| |
Alkış yağmuru
Alman Başbakanı Schröder geçen hafta geldi... Başbakan Erdoğan'la görüştü... İstanbul'da Türk ve Alman işadamlarına hitaben konuştu... Ve döndü. O süreçte bir şey yazmadık. Zira Schröder'in "iltifatları... Başbakanımızın uçağına binmesi... Ceketini çıkararak oturması" insanlarımıza öylesine moral vermişti ki... Bu tabloya "limon sıkmak" istemedik.
Avrupa'da pek çok ülkenin parlamentosunda "soykırım" konuşuluyor. "Türkiye aleyhine" karar alınıyor. Ankara'daki görüşmede "bu konu" açılınca, Schröder dedi ki: - Okyanuslarda ve parlamentolarda neler olacağı bilinmez. Bu sözün "tercümesi" şu: - Ermeni soykırımı meselesi haziranda Alman Parlamentosu'nda konuşulacak. Başbakan Schröder'in sözlerini başka türlü tercüme eden varsa buyursun, söylesin.
Almanya'daki Türkler'in "çifte vatandaşlık konusunda" yaşadıkları bir sorun var. "Alman vatandaşlığından ihraç" gibi bir tehlike ile karşı karşıyalar. Ankara'da, Schröder'e denildi ki: - Lütfen bu işi düzeltin... Türkler mağdur olmasın.
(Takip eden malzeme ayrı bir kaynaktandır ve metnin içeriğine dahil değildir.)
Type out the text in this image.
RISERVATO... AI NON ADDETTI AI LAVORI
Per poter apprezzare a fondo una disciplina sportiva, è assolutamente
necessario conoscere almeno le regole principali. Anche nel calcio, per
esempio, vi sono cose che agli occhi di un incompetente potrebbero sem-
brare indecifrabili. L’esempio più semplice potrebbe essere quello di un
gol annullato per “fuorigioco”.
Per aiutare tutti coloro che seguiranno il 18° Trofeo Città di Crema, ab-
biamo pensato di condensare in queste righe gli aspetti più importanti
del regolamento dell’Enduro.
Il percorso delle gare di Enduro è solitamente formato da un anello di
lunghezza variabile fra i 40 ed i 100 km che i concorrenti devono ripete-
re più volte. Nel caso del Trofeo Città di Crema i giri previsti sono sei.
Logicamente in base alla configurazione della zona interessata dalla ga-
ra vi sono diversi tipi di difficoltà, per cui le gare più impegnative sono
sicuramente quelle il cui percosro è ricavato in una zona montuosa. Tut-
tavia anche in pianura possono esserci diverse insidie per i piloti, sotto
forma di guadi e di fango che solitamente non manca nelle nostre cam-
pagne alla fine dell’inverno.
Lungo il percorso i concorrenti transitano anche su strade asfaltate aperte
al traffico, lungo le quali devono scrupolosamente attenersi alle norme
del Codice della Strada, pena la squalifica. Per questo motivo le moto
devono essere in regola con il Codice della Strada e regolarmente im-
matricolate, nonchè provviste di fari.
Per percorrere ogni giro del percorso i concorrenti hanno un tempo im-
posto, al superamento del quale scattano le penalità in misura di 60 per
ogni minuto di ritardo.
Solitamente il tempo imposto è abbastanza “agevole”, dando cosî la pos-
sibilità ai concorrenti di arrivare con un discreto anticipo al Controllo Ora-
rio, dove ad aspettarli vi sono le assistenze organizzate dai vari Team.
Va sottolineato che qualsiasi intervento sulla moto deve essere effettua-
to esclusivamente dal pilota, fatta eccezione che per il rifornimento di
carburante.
Schröder'in tepkisi: - Yasa buna imkan vermiyor. Yani "Türkler'in başı ağrımaya devam edecek."
AB konusunda Türkiye'de bir süredir "kafalar karışıktı." "Hükümet 17 Aralık'tan sonra bazı tereddütlere girdi" deniliyordu. "Batı'nın bizi isteyip istemediği" sorgulanıyordu. İşte bu ortamda, Schröder "AB perspektifiniz devam etsin" dedi. Bu sözler TV'lerde "canlı yayında" verildi. Bütün salon alkışladı. Moraller "tavan" yaptı.
İyi de "bu sözler" bize 1963'te, Ankara Anlaşması'nda söylendi. 1970'te "Katma Protokol" imzalanırken söylendi. 1995'te "Gümrük Birliği'ne girerken" söylendi. 1997'de "Lüksemburg'da" söylendi. 1999'da "Helsinki'de" söylendi. 17 Aralık 2004'te "Tayyip beyin yüzüne karşı" söylendi. Hepsi de "kayda geçti." Ama geçen hafta "aynı sözler tekrarlanınca" bir bayram yapmadığımız kaldı.
Lüksemburg'daki AB Adalet Divanı "4 yıl önce" bir karar aldı. Almanya'yı uyardı: - AB üyesi olmayan ülke vatandaşlarına karşı ayrımcılık uyguluyorsunuz... Bunu sona erdirin. Yüksek mahkeme, "ayrımcılığı kaldırması için" Almanya'ya 4 yıl süre verdi. 4 yıl dolunca... Mahkeme "konuyu" yeniden ele aldı. Ve iki hafta önce yeni kararını açıkladı: - AB Adalet Divanı kararına uymadığı ve ayrımcılığa son vermediği için Almanya'nın mahkum edilmesine... Yüce mahkeme, Almanya'ya "kınama cezası" verdi.
Almanya'da, göçmen olarak "en çok bizim insanımız" var. "Ayrımcılık" en çok bizi vuruyor. AB Adalet Divanı'nın "bağlayıcı kararı" en çok bizi ilgilendiriyor. Ama bizim "bu karardan haberimiz yok." Schröder'e "bu karara neden uymuyorsunuz" diyenimiz yok.
Sahi biz geçen hafta Schröder'i "avuçlarımız patlarcasına" neden alkışladık? Bilen varsa, beri gelsin.